From LiteratePrograms
Jump to: navigation, search
Other implementations: Bash | C++ | Forth | Haskell | Python | Python, arrays | Scala

The Sieve of Eratosthenes is an algorithm for rapidly locating all the prime numbers in a certain range of integers. It operates by marking as composite all nontrivial multiples of each prime in sequence until only primes remain unmarked. It is most well-suited to implementation using arrays, which are compact and feature random access.


This program is under development.
Please help to debug it. When debugging
is complete, remove the {{develop}} tag.


Contents

[edit] A first look

This "Sieve of Eratosthenes" is not the genuine algorithm, but is instead a naive version of the original as (incorrectly) taught in most courses on algorithms. A more comprehensive (and far better-performing!) Sieve will be provided later as infrastructure code (specifically a priority queue) is provided elsewhere.

The core of this naive implementation is the primes function, detailed below. primes is just a convenient wrapper that hides implementation detail behind a facade. Called by itself it provides an infinite list of primes which may be used in other circumstances as desired. It accomplishes this by wrapping a tail-recursive function, sieve, tucked away in a where clause to keep from polluting the namespace.

<<primes_naive>>=

primes :: [Integer]
primes = sieve [2..]
  where
    sieve (p:xs) = p : sieve [x|x <- xs, x `mod` p > 0]

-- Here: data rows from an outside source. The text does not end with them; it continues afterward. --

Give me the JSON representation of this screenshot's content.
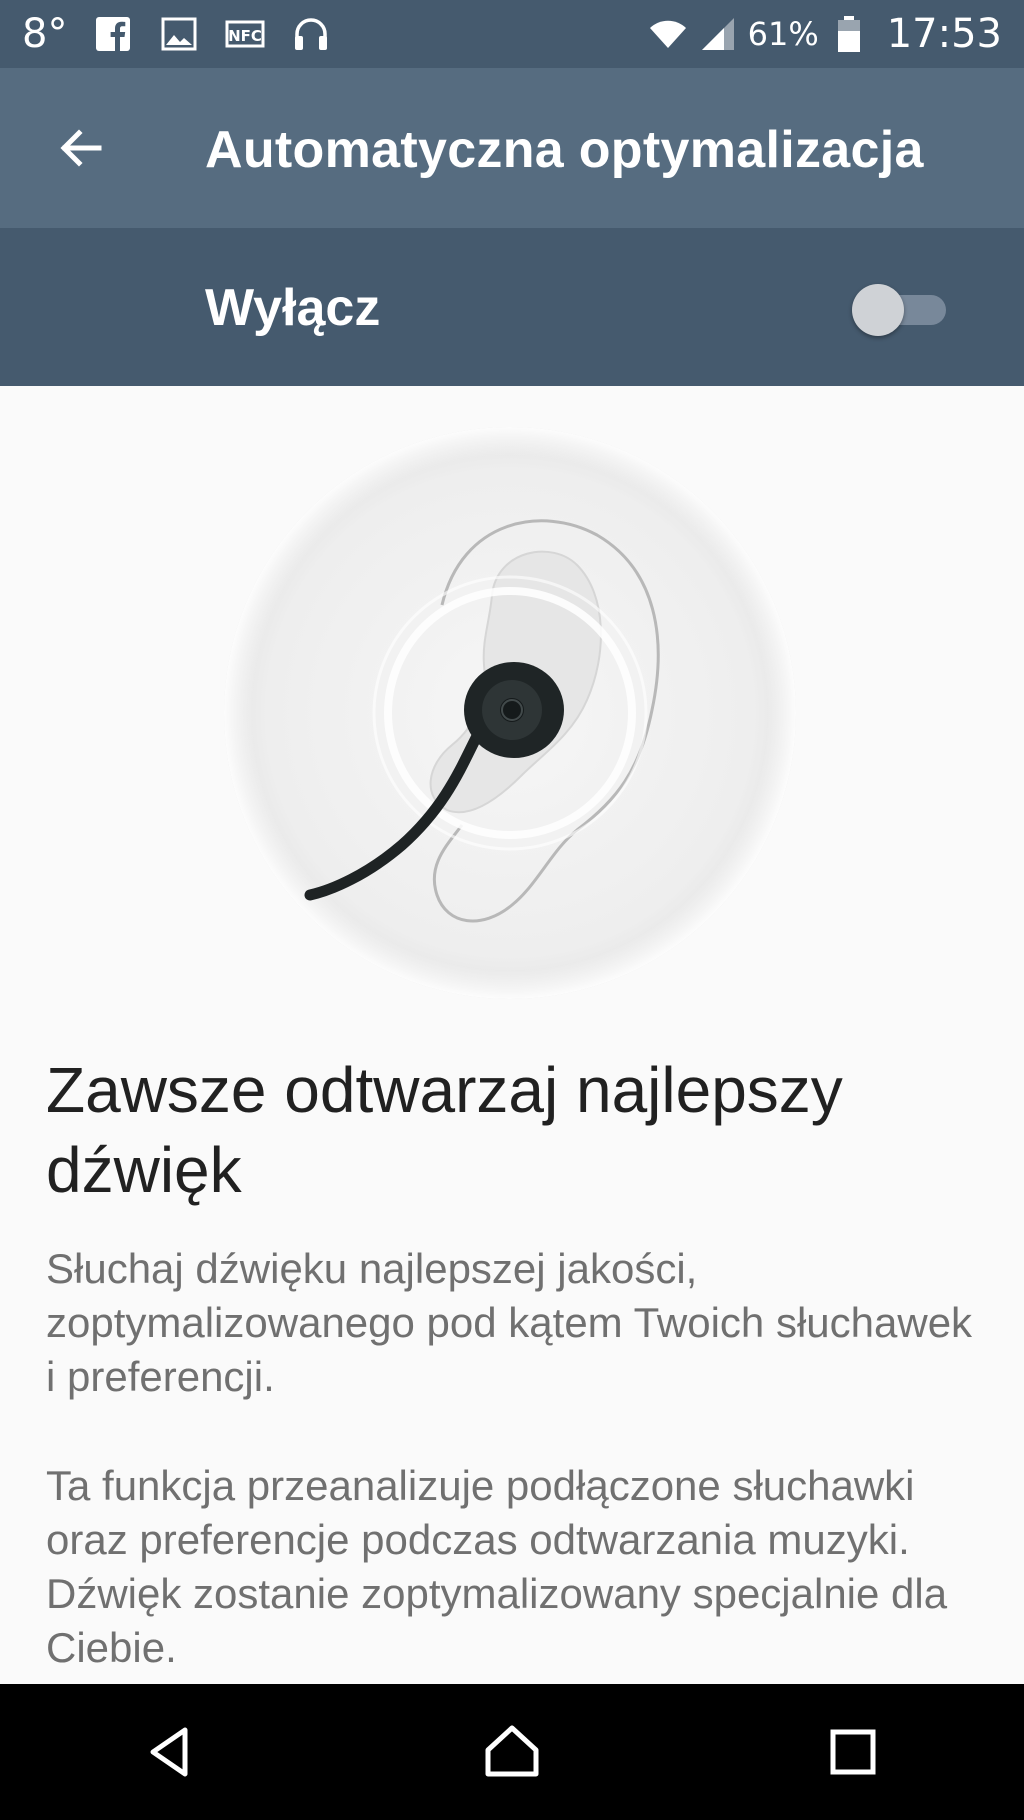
{
  "status_bar": {
    "temperature": "8°",
    "notification_icons": [
      "facebook-icon",
      "gallery-icon",
      "nfc-icon",
      "headphones-icon"
    ],
    "battery_percent": "61%",
    "time": "17:53"
  },
  "app_bar": {
    "title": "Automatyczna optymalizacja"
  },
  "master_switch": {
    "label": "Wyłącz",
    "state": "off"
  },
  "content": {
    "headline": "Zawsze odtwarzaj najlepszy dźwięk",
    "paragraph1": "Słuchaj dźwięku najlepszej jakości, zoptymalizowanego pod kątem Twoich słuchawek i preferencji.",
    "paragraph2": "Ta funkcja przeanalizuje podłączone słuchawki oraz preferencje podczas odtwarzania muzyki. Dźwięk zostanie zoptymalizowany specjalnie dla Ciebie."
  },
  "colors": {
    "status_bar": "#455a6e",
    "app_bar": "#566c80",
    "switch_bar": "#455a6e",
    "background": "#fafafa",
    "headline_text": "#212121",
    "body_text": "#707070"
  },
  "nav_bar": {
    "buttons": [
      "back-icon",
      "home-icon",
      "recents-icon"
    ]
  }
}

The sieve function in the where-clause takes a single list of integers as its argument and assumes that the first list member is a prime. Since primes passes in the infinite list [2..], it is guaranteed in this code that the first number will always be prime. It returns with the initial prime p glued onto the output of a tail-recursive call to itself with a list comprehension that returns only those integers which are not evenly divisible by the provided prime. To more clearly explain:

  1. sieve is first passed a list of all integers greater than or equal to 2 ([2, 3, 4, 5, 6, 7, 8, 9, 10, 11, 12, 13, 14, 15, 16, 17, ...]);
  2. it uses the 2 as the first prime and then passes itself a list of all remaining integers not divisible by 2 ([3, 5, 7, 9, 11, 13, 15, 17, ...]);
  3. it uses the 3 as the second prime and then passes itself a list of all remaining integers not divisible by 3 ([5, 7, 11, 13, 17, ...]);
  4. this proceeds recursively ad infinitum.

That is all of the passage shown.